The very title of the exhibition, the last days in Galliate, harks back to the artist's research into the work of Franca Helg, alluded to in the name of the place overlooking Lake Varese and the Alpine foothills, where Helg had planned and built a family house for her parents—one of the few examples of her building projects signed independently of her studio—and the place where she was to spend the final years of her life. However, the title also refers to another avant-garde figure, the designer Clara Porset who spent the last years of her life in the Chimalistac district of Mexico City— whose research was at the core of a former exhibition Antunes held at at the Kunsthalle in Basel in 2013, titled the last days in chimalistac.

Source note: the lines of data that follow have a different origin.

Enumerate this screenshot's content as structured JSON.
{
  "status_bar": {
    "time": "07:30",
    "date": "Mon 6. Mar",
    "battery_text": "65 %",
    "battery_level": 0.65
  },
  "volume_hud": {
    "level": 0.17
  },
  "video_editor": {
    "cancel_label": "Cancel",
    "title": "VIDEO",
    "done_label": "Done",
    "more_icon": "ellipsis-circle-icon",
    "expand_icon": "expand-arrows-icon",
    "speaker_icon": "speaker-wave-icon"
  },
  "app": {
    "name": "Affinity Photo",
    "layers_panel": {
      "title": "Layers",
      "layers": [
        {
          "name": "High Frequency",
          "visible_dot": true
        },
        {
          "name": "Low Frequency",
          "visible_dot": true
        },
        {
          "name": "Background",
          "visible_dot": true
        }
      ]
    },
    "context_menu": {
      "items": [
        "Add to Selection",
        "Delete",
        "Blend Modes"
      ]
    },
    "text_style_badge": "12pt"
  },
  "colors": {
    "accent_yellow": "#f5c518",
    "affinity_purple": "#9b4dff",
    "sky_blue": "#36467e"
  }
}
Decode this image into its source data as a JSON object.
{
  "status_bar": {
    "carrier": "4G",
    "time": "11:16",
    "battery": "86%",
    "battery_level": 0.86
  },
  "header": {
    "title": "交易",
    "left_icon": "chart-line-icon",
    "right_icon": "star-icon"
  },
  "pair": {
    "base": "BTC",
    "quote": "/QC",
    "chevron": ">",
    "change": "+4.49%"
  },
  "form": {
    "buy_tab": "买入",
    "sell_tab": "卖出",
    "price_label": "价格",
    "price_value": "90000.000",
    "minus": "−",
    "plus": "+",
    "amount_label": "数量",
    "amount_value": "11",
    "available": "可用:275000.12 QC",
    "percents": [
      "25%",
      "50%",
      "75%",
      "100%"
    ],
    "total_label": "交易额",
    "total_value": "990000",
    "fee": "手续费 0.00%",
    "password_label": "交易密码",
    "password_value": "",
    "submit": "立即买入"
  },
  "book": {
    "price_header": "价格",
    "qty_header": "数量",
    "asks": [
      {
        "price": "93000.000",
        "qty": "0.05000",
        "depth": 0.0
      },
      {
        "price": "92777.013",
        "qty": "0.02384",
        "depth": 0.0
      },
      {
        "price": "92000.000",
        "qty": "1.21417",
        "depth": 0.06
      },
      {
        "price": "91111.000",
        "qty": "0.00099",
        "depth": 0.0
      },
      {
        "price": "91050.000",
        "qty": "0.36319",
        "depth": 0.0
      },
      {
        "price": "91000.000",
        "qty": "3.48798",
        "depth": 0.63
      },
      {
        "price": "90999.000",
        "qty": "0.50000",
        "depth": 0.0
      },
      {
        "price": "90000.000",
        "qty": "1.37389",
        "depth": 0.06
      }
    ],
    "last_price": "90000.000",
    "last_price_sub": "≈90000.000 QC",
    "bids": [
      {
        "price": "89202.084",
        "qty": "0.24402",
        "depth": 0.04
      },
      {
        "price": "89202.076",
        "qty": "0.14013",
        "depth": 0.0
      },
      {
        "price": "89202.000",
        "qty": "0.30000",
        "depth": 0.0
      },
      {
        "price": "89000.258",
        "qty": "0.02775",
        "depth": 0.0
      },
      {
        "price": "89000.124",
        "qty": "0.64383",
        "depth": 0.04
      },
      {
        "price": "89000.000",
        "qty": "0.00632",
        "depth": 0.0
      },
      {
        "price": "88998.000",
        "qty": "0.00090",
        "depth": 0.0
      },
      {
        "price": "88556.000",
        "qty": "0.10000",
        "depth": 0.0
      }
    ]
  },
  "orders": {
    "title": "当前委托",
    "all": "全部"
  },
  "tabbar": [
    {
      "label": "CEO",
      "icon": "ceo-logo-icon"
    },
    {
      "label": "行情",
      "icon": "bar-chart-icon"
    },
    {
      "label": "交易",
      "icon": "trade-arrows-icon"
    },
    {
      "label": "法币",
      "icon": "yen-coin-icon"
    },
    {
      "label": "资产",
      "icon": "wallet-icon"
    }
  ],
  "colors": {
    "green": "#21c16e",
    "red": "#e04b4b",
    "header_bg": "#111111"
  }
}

Porset's work is also paid tribute to in the series of sculptures in wood and rope placed directly on the floor in the exhibition space (Clara, 2018).
Other works that contribute to consolidating the narrative conceived for the exhibition at the Pirelli HangarBicocca are a series of hanging and modular sculptures made in black-, green-, ochre-, white- and gold-painted brass which introduce the exhibition route (alterated climbing form I, II, III, IV, 2017), inspired by a small 1954 relief, Climbing Form, by the British artist Mary Martin (1907-1967). Lastly, an allusion to Post-Minimalist art, especially to the work of the artist Eva Hesse (1936-1970), is evoked in in alterated knot, 2018, abstract sculptures in leather and rope directly hanging down from the ceiling—and alluding to the designs of Annie Albers.